Чувство вины, вязкое и тяжелое, смешалось с беспокойством. Эванджелина никак не ожидала подобного жеста от своей сводной сестры и уже точно не заслуживала его.
– О, вот и моя драгоценная, прекрасная девочка! – Агнес подошла и обняла Эванджелину. – Мы так ужасно волновались. Какое облегчение мы испытали, узнав, что есть кто-то, способный излечить тебя. – Агнес крепче сжала Эванджелину в своих объятиях и прошептала: – Столько женихов интересовались тобой. Теперь, когда ты вернулась, я организую прием для самых богатых из них.
Эванджелина пребывала в замешательстве, она не знала, на что реагировать в первую очередь: то ли на слова, что сейчас сказала Агнес, то ли на новейшую версию мачехи, которой не чуждо обниматься. Даже когда эта женщина только вышла замуж за отца Эванджелины, она никогда не обнимала свою приемную дочь.

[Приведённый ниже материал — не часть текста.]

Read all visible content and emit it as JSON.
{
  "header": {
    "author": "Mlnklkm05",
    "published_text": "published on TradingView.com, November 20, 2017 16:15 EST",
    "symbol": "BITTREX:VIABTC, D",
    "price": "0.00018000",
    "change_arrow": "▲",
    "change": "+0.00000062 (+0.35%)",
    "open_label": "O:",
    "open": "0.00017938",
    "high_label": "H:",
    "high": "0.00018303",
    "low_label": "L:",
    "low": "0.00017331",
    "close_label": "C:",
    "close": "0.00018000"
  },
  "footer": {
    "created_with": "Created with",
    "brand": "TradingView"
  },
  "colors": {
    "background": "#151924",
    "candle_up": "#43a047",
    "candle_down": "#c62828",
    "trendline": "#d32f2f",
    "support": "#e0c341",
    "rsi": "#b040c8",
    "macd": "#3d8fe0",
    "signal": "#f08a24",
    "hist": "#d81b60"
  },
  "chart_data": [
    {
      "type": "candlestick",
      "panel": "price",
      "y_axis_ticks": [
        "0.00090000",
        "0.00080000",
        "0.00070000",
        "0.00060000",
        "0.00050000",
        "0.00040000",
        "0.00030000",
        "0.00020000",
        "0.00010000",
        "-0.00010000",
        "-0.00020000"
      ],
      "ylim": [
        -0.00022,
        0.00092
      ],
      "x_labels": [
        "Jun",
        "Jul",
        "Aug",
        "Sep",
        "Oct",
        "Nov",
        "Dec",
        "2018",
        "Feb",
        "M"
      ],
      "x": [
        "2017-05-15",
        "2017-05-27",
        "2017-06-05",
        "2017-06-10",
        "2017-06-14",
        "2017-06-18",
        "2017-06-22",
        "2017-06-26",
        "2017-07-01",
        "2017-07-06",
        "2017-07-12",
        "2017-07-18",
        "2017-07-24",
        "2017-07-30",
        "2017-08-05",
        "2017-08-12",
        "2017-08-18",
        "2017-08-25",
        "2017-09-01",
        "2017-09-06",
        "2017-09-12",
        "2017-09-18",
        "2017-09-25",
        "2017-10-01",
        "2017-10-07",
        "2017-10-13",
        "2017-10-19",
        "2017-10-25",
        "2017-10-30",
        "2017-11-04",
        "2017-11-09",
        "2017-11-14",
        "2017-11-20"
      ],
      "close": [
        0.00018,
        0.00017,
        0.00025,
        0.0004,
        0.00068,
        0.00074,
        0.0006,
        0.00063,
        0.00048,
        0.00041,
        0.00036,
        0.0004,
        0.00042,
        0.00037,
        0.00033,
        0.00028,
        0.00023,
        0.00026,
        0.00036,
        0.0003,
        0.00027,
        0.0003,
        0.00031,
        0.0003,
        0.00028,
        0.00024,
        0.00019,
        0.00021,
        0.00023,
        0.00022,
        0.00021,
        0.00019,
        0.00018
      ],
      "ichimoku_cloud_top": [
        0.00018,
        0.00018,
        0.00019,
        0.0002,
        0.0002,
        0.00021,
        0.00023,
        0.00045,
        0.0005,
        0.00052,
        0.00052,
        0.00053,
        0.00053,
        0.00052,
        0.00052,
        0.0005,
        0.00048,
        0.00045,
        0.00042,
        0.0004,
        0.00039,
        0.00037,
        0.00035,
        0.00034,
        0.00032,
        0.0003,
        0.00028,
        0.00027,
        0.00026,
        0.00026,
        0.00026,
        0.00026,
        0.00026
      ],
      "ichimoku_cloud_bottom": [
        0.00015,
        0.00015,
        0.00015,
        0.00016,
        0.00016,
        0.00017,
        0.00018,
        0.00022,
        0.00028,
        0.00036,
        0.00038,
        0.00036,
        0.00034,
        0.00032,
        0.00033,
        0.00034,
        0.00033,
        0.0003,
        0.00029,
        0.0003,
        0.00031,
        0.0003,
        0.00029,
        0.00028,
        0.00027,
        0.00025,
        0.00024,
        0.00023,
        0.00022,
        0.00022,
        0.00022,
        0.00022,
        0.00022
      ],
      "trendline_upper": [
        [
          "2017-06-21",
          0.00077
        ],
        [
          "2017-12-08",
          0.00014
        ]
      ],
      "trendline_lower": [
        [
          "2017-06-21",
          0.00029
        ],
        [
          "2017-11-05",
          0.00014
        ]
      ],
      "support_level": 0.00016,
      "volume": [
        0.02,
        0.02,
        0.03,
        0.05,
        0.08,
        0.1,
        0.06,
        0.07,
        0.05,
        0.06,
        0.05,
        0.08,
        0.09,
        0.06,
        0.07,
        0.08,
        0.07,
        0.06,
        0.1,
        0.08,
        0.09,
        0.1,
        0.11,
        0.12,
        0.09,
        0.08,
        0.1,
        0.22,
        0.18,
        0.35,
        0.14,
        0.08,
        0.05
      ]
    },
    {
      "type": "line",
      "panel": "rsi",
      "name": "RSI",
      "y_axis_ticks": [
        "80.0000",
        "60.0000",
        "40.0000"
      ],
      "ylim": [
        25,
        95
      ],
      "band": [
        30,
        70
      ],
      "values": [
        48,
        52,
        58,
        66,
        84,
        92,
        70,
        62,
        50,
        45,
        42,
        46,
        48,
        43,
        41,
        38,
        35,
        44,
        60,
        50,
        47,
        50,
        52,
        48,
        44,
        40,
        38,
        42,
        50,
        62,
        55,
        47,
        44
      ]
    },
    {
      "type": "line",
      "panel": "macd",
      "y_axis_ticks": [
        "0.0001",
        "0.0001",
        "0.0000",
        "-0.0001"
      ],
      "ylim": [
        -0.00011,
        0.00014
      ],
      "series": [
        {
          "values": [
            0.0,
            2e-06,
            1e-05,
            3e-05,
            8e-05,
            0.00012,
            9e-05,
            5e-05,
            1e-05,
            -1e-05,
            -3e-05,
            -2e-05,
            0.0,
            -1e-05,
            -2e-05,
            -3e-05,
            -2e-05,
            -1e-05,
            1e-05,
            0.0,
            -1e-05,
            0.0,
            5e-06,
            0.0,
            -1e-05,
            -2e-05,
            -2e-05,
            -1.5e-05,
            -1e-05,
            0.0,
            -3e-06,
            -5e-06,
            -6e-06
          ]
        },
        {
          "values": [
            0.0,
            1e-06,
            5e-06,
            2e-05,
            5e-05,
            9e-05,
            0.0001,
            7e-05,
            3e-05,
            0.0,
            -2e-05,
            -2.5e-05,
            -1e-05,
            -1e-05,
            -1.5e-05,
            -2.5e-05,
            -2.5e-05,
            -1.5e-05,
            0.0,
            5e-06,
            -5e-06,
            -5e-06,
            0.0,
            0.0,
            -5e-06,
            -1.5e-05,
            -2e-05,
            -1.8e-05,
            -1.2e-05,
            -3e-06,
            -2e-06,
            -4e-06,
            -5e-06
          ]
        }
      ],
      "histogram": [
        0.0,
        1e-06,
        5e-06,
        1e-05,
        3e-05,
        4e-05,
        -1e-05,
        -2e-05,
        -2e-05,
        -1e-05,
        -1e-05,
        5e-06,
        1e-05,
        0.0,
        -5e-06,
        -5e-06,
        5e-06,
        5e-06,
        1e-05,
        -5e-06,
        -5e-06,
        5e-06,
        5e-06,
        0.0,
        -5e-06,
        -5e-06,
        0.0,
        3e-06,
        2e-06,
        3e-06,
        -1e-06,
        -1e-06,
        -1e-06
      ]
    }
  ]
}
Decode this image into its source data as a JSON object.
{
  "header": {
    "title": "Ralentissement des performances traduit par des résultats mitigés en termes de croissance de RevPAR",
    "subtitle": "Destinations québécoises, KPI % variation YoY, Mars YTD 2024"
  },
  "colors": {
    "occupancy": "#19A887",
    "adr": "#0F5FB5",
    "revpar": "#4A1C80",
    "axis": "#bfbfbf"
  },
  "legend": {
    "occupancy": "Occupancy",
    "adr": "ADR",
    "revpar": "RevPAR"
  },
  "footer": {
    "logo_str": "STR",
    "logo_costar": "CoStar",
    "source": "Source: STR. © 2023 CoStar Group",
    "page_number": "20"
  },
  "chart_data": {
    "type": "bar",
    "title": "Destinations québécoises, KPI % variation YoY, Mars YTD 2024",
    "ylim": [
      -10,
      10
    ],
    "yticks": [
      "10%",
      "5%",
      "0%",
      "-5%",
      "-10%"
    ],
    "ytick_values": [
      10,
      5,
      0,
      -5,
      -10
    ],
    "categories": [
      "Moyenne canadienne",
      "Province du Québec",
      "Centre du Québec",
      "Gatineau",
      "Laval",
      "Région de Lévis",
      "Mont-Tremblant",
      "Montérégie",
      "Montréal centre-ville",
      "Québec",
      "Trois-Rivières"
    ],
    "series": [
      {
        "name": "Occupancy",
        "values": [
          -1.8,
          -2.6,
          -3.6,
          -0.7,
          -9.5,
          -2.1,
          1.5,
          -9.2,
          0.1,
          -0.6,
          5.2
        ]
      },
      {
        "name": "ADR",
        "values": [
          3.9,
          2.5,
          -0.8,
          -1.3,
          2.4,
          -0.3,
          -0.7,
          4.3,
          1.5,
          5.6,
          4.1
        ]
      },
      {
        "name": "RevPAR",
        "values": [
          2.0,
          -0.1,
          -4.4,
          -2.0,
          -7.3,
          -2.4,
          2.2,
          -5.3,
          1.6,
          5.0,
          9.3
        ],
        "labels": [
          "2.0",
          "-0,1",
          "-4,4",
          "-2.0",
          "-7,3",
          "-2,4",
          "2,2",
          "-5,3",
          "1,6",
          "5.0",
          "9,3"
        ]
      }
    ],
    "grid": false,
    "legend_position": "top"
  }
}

Агнес вступила в брак с Максимилианом по той же причине, что и он: ей нужно было позаботиться о будущем собственной дочери. Максимилиан Фокс не был знатен и богат – его деловые предприятия терпели крах почти столь же часто, сколь приводили к успеху, – но он был достойной партией для вдовы с дочерью.
Агнес выпустила Эванджелину из объятий, только чтобы представить джентльмену, который, как сильно надеялась Эванджелина, не входил в число ее поклонников.
На нем была белая шелковая рубашка с кружевным жабо, что каскадом ниспадало до пояса черных кожаных брюк, настолько узких, что она удивилась, как он вообще мог в них двигаться.